How well can a computer guess MTG card colors from just ability text?

Dale Kellegrew
2 min readDec 18, 2019

I’ve played Magic the Gathing (TM) for almost 20 years now. When a new set comes out the MTG community flocks around the new spoilers to see if there is an overpowered card or something we can “break” for constructed magic.

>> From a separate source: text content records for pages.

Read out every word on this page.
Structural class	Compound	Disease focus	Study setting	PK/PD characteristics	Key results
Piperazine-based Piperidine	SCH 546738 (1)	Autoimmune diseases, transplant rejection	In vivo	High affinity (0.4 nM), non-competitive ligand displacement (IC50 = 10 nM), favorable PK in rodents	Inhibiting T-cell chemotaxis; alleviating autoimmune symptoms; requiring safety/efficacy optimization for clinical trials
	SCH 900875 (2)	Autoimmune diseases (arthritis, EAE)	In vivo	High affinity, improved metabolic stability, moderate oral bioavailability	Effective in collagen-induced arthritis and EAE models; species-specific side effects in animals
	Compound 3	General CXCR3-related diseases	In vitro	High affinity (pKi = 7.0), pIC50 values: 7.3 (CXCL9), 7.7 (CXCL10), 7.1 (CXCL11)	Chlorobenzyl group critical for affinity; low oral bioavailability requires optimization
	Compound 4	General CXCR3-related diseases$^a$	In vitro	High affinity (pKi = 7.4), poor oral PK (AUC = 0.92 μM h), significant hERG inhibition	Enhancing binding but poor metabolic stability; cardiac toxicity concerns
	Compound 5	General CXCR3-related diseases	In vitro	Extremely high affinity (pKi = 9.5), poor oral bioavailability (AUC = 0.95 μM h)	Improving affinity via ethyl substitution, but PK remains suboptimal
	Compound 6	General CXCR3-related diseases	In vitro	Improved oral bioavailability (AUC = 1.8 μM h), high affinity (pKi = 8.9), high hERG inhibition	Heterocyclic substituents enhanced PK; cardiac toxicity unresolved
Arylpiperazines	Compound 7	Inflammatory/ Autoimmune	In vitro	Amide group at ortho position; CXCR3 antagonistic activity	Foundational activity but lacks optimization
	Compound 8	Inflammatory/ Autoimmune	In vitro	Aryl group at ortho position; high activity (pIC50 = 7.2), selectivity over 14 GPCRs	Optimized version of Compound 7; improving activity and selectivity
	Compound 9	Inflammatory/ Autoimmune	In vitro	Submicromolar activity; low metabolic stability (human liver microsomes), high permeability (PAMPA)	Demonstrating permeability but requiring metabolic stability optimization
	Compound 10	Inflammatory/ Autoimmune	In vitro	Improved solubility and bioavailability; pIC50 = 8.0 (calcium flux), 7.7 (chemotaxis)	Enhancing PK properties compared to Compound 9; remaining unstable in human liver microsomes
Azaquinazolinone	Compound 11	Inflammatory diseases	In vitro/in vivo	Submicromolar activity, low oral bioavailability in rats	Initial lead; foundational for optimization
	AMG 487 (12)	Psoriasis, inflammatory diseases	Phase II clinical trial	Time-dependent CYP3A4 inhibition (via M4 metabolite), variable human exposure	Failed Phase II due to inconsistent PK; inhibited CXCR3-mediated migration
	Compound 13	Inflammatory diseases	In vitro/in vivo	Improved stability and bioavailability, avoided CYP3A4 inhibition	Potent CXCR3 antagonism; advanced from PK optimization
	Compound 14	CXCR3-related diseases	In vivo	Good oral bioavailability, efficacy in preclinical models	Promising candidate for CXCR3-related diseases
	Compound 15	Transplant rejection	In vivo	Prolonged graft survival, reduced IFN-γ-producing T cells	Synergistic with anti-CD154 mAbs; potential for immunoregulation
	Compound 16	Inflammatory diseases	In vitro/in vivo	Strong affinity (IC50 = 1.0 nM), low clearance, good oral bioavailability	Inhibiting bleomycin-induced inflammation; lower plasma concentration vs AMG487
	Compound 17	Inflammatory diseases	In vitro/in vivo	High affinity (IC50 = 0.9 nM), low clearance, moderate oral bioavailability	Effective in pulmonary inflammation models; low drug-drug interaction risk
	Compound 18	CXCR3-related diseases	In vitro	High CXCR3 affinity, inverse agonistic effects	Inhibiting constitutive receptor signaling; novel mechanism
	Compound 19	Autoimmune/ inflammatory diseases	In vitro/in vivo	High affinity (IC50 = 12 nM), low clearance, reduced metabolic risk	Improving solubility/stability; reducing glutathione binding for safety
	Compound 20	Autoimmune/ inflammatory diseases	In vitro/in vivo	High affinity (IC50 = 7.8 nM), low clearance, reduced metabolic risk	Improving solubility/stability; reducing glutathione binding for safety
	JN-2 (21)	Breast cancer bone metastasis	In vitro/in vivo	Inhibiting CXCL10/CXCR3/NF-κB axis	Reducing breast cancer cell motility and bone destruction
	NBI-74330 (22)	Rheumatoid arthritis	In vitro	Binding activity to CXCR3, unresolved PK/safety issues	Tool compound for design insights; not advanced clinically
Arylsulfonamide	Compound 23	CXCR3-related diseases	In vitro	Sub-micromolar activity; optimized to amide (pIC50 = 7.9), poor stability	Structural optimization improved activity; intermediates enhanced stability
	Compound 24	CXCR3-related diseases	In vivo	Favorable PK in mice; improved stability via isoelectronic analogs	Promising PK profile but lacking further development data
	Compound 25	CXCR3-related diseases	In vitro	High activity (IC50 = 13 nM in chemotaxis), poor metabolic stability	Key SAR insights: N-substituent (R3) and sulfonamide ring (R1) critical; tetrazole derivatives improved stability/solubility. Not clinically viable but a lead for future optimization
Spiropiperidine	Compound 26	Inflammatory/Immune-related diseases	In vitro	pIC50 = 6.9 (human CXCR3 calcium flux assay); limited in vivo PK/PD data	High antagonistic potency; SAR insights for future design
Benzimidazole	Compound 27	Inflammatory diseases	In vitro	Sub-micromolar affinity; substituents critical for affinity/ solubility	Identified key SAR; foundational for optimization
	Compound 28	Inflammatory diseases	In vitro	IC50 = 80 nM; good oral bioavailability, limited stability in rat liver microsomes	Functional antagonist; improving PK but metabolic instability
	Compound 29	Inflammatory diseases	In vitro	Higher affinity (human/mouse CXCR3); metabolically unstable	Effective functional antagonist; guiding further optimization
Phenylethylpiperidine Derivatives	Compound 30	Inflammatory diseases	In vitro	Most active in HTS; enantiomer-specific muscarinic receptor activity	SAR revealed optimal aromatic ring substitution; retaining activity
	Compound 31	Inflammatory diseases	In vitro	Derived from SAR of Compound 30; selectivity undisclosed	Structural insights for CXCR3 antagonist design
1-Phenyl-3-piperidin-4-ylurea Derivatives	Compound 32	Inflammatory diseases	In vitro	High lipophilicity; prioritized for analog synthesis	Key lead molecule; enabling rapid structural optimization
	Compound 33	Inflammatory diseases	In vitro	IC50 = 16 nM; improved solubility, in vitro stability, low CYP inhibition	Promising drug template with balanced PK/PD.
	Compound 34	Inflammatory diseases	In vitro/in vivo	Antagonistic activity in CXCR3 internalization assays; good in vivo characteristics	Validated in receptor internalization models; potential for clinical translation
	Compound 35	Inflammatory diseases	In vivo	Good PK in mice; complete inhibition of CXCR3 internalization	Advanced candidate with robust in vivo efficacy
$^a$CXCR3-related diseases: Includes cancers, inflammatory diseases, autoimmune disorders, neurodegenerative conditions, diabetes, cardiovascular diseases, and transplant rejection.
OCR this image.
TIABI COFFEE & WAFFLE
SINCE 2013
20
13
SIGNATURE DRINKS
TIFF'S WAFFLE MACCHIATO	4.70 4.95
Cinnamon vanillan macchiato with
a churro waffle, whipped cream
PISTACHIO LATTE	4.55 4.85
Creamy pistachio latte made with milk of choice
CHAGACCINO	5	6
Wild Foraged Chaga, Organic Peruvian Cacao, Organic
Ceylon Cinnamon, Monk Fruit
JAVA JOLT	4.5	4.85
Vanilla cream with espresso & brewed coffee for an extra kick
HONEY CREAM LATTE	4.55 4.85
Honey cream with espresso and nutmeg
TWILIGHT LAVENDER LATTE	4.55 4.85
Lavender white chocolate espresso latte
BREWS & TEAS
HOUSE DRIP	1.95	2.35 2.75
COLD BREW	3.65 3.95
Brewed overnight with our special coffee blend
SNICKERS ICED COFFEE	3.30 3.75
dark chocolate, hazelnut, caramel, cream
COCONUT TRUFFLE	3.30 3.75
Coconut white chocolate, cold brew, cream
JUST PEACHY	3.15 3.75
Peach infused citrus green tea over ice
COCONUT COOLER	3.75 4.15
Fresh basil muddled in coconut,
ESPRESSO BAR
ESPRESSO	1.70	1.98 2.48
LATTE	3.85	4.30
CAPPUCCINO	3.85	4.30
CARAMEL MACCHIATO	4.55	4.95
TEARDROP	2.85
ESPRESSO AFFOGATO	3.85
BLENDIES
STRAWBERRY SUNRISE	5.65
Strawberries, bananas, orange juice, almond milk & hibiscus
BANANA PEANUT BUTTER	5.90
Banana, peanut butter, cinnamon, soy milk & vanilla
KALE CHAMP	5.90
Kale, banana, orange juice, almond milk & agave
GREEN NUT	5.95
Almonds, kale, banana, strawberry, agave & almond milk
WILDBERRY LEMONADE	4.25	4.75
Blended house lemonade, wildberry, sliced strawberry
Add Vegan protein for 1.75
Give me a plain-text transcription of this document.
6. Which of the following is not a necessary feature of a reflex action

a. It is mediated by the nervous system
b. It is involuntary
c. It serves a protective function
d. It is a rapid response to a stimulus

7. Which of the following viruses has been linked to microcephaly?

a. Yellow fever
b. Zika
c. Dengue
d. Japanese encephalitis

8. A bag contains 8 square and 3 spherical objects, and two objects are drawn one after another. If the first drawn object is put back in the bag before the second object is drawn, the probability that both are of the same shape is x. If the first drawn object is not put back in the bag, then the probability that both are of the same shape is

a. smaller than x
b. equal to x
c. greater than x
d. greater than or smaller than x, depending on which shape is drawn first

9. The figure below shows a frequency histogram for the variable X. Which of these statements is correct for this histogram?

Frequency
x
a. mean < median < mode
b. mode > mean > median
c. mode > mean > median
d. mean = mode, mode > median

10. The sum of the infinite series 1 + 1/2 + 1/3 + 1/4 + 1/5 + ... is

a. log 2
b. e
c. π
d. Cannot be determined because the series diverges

I, on the other hand, love to draft MTG. Meaning I’m not looking at the flashy rares or mythics which I will almost never play with. I’m looking at the common and uncommon cards in the set to see if there is a sneaky path I can use to win on Friday nights. These common and uncommon cards usually follow the magic “color wheel” example: Red is all about throwing fireballs at your opponent’s things, Green is about big creatures with trample, etc. I wondered if I could use ML to give me an idea on how distinct each set’s color pie was.

MTG basic color wheel

So I went to Wizards of the Coast’s website looking for an API. I happening across an amazing python rapper that made getting all the data I wanted super simple! Thanks WoTC for making your data simple to extract. https://github.com/MagicTheGathering/mtg-sdk-python

I made sure to drop the cards that fell into 2 or more colors since there are not that many in core sets anyways so that I only had to deal with single color cards.

I pulled 4 core sets card ability data, OneHotEncoded it to vectorize the card texts, and then put it into a Multinominal Bayes Classifier.

My Bayes Classifier was able to guess ‘colorless’ cards correctly 72% of the time while only guessing ‘green’ cards correctly 55% of the time. This points to green cards having less of a color idenity that colorless cards since the MN-Bayes classifier had a harder time guessing the color correctly.

Make green cards more distinct WoTC.